Und was den Umgang mit Behinderten angeht: Meine Mutter arbeitet als Personenbeförderin von körperlich und geistig benachteiligten Menschen und auch ich habe mal für ein paar Wochen in einer Teestube eines Behinderten-Wohnheims gearbeitet. Es ist wirklich sehr schwer, mit solchen Menschen richtig und normal umzugehen. Es ist aber auch sehr schön zu sehen, dass sie für das Leben, das sie führen, dankbar sind.
Meine Mutter wird immer sehr sentimental, wenn sie von ihren Mitfahrern spricht, obwohl sie sonst nicht gerade nahe am Wasser gebaut ist. Diese Menschen sind unendlich dankbar dafür, dass sie jeden Tag kommt, um sie zur Arbeit oder in die Schule zu fahren. Sie denken immer wieder an sie - ob es nun an Weihnachten oder einfach so zwischendurch ist, obwohl sie sie wirklich "nur" fährt. Für unserein ist es halt "irgendso ein Busfahrer".
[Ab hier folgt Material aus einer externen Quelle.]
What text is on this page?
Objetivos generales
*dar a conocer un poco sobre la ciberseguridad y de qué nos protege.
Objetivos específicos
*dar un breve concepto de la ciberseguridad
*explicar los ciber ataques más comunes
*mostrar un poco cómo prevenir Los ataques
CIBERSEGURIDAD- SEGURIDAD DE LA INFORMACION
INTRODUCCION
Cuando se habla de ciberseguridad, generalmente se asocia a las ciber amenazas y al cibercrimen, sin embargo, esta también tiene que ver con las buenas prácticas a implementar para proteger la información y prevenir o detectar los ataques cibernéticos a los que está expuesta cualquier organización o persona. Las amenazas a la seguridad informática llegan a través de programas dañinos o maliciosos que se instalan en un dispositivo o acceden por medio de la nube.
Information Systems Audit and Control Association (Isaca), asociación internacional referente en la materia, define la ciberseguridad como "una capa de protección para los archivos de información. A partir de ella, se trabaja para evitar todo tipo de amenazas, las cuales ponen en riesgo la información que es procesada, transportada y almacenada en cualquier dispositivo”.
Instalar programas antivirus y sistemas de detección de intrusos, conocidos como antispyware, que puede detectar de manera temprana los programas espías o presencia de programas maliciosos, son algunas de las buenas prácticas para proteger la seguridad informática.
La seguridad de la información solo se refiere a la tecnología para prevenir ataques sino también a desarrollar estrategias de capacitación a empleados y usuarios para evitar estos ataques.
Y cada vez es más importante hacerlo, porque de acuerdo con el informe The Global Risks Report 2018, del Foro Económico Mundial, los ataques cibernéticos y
Währrend meiner Tage in der Teestube habe ich öfter mit einem vierjährigen Mädchen gespielt. Sie hat beide Arme und Beine bei einem Autounfall verloren und war trotzdem immer am Lachen. Leider hat sie mich auch jeden Tag gefragt, ob ihre Eltern sie besuchen kommen. Aufgrund solcher Moment könnte ich so einen Job nicht machen. Ich bin jedenfalls sehr froh darüber, keine Erfahrungen damit in meinem privaten Umfeld zu haben. Was das für einen bedeuten muss, möchte ich nicht wissen.